Reid also faces a potentially tricky situation with Sen. Joseph I. Lieberman (I-Conn.). Lieberman caucuses with Democrats and supports Reid for majority leader. In turn, Lieberman holds the gavel at the Governmental Affairs Committee by virtue of his position within the Democratic Caucus.
Lieberman, though, has infuriated the Netroots and Democratic activists with his support for Sen. John McCain’s presidential campaign. Reid has declined to countenance any discussion of removing Lieberman from his chairmanship, but a Lieberman appearance at the GOP convention in Minnesota might prove to be too much. If Reid were to take away Lieberman’s gavel, Lieberman could respond by crossing the aisle to sit with Republicans, potentially endangering a new filibuster-proof majority.
But the specter of intraparty battles doesn’t concern some Democrats, who dream of such a majority to push through their own legislative priorities after years of seeing Senate Republicans and President Bush filibuster or veto them.

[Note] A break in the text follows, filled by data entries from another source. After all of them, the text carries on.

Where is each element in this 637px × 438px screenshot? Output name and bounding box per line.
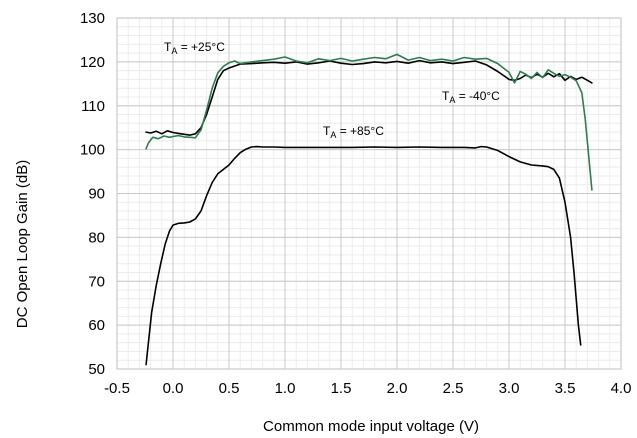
x-tick-label: 2.0 bbox=[387, 380, 408, 397]
annotation-25c: TA = +25°C bbox=[164, 40, 225, 56]
series-line-1 bbox=[145, 53, 593, 191]
x-tick-label: 3.5 bbox=[555, 380, 576, 397]
x-tick-label: 2.5 bbox=[443, 380, 464, 397]
x-tick-label: 1.0 bbox=[275, 380, 296, 397]
y-tick-label: 130 bbox=[80, 10, 105, 27]
series-layer bbox=[145, 53, 593, 366]
x-axis-title: Common mode input voltage (V) bbox=[263, 418, 479, 435]
x-tick-label: 3.0 bbox=[499, 380, 520, 397]
x-tick-label: -0.5 bbox=[104, 380, 130, 397]
y-axis-title: DC Open Loop Gain (dB) bbox=[14, 160, 31, 328]
series-line-2 bbox=[145, 145, 582, 366]
y-tick-label: 50 bbox=[88, 361, 105, 378]
y-tick-label: 120 bbox=[80, 54, 105, 71]
x-tick-label: 0.0 bbox=[163, 380, 184, 397]
plot-area-border bbox=[116, 17, 622, 370]
y-tick-label: 60 bbox=[88, 317, 105, 334]
y-tick-label: 80 bbox=[88, 229, 105, 246]
y-tick-label: 70 bbox=[88, 273, 105, 290]
annotation-minus40c: TA = -40°C bbox=[442, 89, 500, 105]
x-tick-label: 1.5 bbox=[331, 380, 352, 397]
x-tick-labels: -0.5 0.0 0.5 1.0 1.5 2.0 2.5 3.0 3.5 4.0 bbox=[104, 380, 631, 397]
y-tick-label: 100 bbox=[80, 142, 105, 159]
y-tick-label: 110 bbox=[81, 98, 105, 115]
x-tick-label: 0.5 bbox=[219, 380, 240, 397]
x-tick-label: 4.0 bbox=[611, 380, 632, 397]
y-tick-labels: 50 60 70 80 90 100 110 120 130 bbox=[80, 10, 105, 378]
annotation-85c: TA = +85°C bbox=[323, 124, 384, 140]
y-tick-label: 90 bbox=[88, 186, 105, 203]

“These are what we call the problems of success, which are a lot better than the problems of failure,” said Indiana Sen. Evan Bayh, a conservative Democrat. “Look, there are always going to be disagreements, but I do think the chances of breaking gridlock and getting some significant things done would be substantially improved, because the differences in our caucus would not be nearly so great as the partisan gulf that separates the two” parties.